For it to work properly, the process and procedure should draw from many resources within the company. Legal, financial, product marketing — each department has to be involved in this program so that each department knows what is going on and to make sure you are not exposing the company. Once you’ve explored that process or procedure, the next step is to look at transferring the risk via an insurance policy.

There are several policies companies can look into, including infringement abatement coverage, patent defense-only policies, patent infringement cost reimbursements and standalone IP policies. It’s a rapidly growing section of the insurance marketplace. The terms and conditions of these policies are constantly evolving to adapt to the changes.

Why is it important to involve each department in the process, and how should they work together?

If you want to utilize third-party information, you are going to need to have your legal department vet that information. Typically, it is going to verify whether that information is still copyrighted or still patented.

Then you have your marketing department, which is creating whatever marketing strategy and platform it is going to implement. It will utilize the information the researchers found. And the financial department should be involved, because of the cost associated with everything.

Without those departments talking to one another, you could have the marketing department utilizing information that the legal department has found out is still copyrighted — information that the company hasn’t received permission to use. If you find out you have to pull an entire marketing program because you didn’t do a proper background check at stage one to find out if that information was protected, it becomes a pretty costly endeavor.

What types of information need to be checked to avoid third-party infringement lawsuits?

The easiest example scenario to consider would be an image or symbol that is patented. If you want to use the Nike Swoosh, for example, in your marketing materials, but you didn’t receive permission from Nike, you would be slapped with an infringement claim immediately.

Obviously everyone knows that symbol is copyrighted, but there are tons of symbols and acronyms out there that people have patented and utilized in their own materials. If someone else sees one of those patented items and just says, ‘I like that idea,’ and uses it without doing the research to find out that it is a protected symbol, you have a lawsuit on your hands.

What can companies do to ensure they aren’t liable for third-party IP lawsuits?

If you consider social media exposure, you want to make sure you have strong policies in place to limit or discourage the use of social media websites from company computers. The Facebook issue is a perfect example. Employees are posting information all the time on that site: images, links, etc. It’s a huge third-party exposure, but you can avoid it by creating a policy or procedure that doesn’t allow people to log on to social media sites from a company computer.

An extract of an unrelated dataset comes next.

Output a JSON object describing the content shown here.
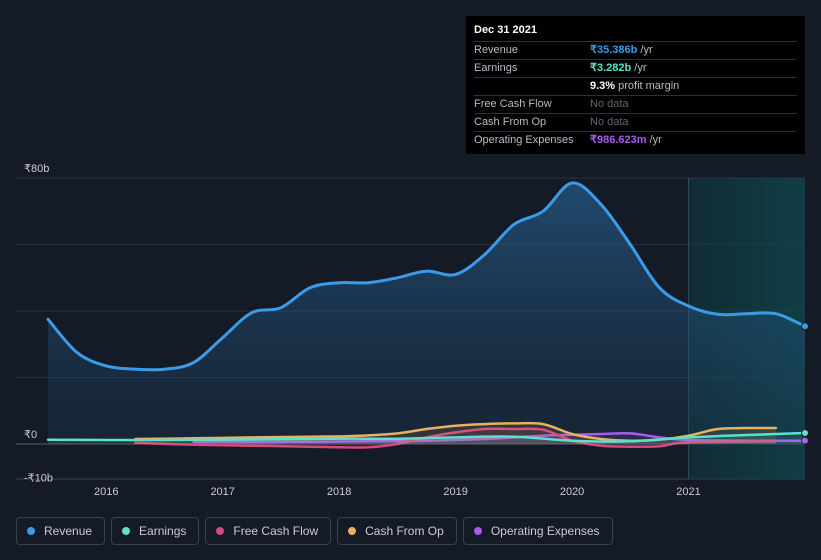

Most people now have phones with Internet capabilities, so they can use their phone rather than using the company’s property. A strong Internet policy certainly helps a company reduce its exposure.

Companies need to train their employees about this exposure and constantly recertify that training. Someone could publish information without realizing that information is copyrighted and still within its protective period, so there needs to be research done to make sure that the data being published have been properly vetted.